>Posted by Kirsten Hansen
Risk. This four-letter word was prominent in the major headlines last week, as legislators met with the CEO of JP Morgan to discuss the company’s 2 billion dollar losses. Why had JP Morgan taken such enormous risk? Why had JP Morgan’s risk management strategies failed to prevent the risky trades?
In times of financial crisis, risk is an easy scapegoat. The financial institution took on too much credit risk. Interest rates on the company’s liabilities rose unexpectedly. If risk were fundamentally bad, the obviously solution would be eliminating all risks. But, as outlined in a recent Harvard Business Review article, for every financial institution there are always risks that a company actually chooses to take on in order to generate returns, and which are well encapsulated in the idiom, “Nothing ventured, nothing gained.” Since such strategic risks can’t be eliminated but are an essential part of the pursuit of returns, such risks must be carefully managed to maximize potential gains and minimize potential losses.
Effective strategic risk management is far easier said than done however, and experts are trying to figure out why. Last week’s New York Times article, “The Biology of Bubble and Crash,” by John Coates argues that risk assessment traditionally, and wrongly, has been viewed as a “purely intellectual affair, involving the calculation of asset returns, probabilities and the allocation of capital.” In contrast, the Harvard Business Review stresses the role of psychology in our perceptions of risk, citing the human tendencies to be “overconfident,” to “anchor our estimates to available evidence”, and fall victim to “groupthink.” Effective risk management, it follows, must take into account subconscious human folly. Similarly, as Nassim Nicholas Taleb argued in his bestseller The Black Swan, the greatest risks are those we do not even conceive of until they occur, and therefore risk management must prepare for the unknown and unthinkable.
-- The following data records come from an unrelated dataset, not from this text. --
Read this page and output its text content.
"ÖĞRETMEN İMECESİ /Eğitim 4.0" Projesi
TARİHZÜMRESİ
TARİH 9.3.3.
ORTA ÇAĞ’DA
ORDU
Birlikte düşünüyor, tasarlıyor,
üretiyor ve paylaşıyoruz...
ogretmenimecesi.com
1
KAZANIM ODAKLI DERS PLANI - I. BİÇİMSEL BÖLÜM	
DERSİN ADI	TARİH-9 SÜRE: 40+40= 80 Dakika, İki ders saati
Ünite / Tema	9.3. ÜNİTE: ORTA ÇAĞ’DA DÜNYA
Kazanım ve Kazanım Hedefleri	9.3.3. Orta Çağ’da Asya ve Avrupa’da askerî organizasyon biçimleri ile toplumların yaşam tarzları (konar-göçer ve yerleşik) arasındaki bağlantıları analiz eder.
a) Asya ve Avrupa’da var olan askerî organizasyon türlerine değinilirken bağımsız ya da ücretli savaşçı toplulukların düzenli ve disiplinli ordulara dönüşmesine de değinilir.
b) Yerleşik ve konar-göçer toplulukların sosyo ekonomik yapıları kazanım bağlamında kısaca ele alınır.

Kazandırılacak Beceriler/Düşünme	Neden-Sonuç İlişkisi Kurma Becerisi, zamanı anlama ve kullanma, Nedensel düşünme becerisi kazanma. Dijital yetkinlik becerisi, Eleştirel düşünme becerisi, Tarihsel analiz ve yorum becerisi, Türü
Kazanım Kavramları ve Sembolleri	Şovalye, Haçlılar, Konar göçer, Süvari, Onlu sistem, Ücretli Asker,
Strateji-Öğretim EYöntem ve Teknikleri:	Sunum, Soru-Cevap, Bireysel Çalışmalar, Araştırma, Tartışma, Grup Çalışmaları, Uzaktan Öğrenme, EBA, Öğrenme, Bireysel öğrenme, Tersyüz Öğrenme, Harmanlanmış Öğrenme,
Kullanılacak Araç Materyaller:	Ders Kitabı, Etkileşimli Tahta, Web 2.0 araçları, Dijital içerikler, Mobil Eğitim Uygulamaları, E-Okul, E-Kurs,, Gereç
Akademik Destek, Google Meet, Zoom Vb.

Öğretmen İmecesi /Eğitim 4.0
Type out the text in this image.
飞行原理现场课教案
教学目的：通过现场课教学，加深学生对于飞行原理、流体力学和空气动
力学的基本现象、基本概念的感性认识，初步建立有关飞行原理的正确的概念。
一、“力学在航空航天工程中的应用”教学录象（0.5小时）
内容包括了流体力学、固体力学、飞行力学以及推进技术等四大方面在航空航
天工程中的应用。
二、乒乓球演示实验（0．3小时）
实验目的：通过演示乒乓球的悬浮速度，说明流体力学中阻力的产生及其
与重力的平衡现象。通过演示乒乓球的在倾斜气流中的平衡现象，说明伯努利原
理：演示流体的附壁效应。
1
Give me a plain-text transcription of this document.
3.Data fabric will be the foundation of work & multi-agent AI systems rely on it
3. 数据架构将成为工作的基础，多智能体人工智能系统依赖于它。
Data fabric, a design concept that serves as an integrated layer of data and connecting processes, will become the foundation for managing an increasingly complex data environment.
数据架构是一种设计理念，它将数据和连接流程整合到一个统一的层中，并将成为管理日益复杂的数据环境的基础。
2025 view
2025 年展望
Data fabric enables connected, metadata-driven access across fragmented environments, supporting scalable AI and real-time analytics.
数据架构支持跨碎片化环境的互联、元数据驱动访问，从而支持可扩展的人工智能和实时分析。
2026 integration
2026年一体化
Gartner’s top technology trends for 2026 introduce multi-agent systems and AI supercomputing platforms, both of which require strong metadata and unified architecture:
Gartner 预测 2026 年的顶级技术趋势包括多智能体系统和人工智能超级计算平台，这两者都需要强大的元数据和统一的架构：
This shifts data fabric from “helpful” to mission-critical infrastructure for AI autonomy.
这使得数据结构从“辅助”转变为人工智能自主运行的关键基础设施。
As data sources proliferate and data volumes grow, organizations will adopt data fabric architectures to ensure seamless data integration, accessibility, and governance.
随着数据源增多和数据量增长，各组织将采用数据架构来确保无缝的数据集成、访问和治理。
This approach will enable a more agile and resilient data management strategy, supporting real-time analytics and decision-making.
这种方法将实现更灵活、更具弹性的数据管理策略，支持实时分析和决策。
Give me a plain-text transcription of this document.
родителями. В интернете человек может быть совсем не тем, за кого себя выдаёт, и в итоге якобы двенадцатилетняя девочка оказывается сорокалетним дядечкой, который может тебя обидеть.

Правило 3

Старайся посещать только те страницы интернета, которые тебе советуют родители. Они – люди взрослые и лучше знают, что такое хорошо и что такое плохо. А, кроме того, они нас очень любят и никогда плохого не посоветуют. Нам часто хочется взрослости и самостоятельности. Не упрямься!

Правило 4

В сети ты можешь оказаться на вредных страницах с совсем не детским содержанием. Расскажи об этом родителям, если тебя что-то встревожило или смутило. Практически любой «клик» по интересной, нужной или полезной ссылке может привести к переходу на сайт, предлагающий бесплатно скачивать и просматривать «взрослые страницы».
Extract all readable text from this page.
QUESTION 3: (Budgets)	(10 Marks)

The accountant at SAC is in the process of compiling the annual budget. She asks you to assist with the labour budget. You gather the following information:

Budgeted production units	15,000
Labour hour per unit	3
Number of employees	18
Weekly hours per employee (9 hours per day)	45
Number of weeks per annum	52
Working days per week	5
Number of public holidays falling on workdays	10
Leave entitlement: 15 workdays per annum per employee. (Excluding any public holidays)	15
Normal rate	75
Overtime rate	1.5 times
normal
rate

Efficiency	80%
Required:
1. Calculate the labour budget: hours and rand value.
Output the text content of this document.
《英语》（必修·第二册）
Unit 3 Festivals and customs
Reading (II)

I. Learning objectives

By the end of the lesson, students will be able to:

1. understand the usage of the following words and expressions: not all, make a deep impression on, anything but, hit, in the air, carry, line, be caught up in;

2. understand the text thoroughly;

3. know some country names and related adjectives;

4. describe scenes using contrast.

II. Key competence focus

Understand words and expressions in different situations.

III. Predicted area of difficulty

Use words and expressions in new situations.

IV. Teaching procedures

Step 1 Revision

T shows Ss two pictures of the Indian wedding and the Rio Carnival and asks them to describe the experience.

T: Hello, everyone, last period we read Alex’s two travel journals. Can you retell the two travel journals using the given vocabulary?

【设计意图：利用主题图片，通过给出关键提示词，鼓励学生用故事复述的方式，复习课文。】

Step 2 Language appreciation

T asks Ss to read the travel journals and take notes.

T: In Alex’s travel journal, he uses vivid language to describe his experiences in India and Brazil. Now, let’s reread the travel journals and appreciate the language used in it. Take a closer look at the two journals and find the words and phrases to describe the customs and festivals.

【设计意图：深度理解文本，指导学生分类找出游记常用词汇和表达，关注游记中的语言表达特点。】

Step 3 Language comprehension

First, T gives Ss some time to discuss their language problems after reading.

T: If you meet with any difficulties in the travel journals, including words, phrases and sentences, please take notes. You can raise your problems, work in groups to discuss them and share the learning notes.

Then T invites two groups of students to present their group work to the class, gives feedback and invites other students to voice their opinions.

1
Whether the origins of misguided strategic risk-taking are intellectual, psychological, biological or some combination is unlikely to be resolved in the near future. But the implications of this question suggest that truly effective risk management strategies for financial institutions, including microfinance institutions (MFIs), must be similarly multifaceted. MFI’s, being credit providers, are explicitly in the risk business. Hence, credit risk, the risk associated with lending money and not getting it back, is inherent for MFIs. Thus an MFI deciding whether and what type of loan to make must be conscious of “optimism bias”, and properly evaluate the creditor. A loan officer may be overconfident about the probability or the size of returns and decide to make a loan without full consideration of the creditor’s credit history and circumstances. If the loan was subsequently not repaid, the loan officer might then exhibit “confirmation bias” and suppress information that would suggest the loan was a bad idea in the first place. Similarly, board members of MFI’s should be aware of their psychological tendencies when making business judgments on behalf of the financial institution. As explained in David Lascelle’s recent publication “Microfinance—A Risky Business”, a board, faced with increasing competition from other MFIs or banks, may choose to lower credit standards in order to increase the volume of loans. An individual board member uncomfortable with this new higher level of risk, may then succumb to “groupthink” and accept the decision of the rest of the board, rather than voice concerns about the new standards. That people have a tendency to inaccurately assess risk is nothing new, but recent insights into human psychology reinforce the challenge of successful strategic risk management. Only when strategic risk is successfully managed on all fronts will MFIs experience the greatest returns and avoid crisis.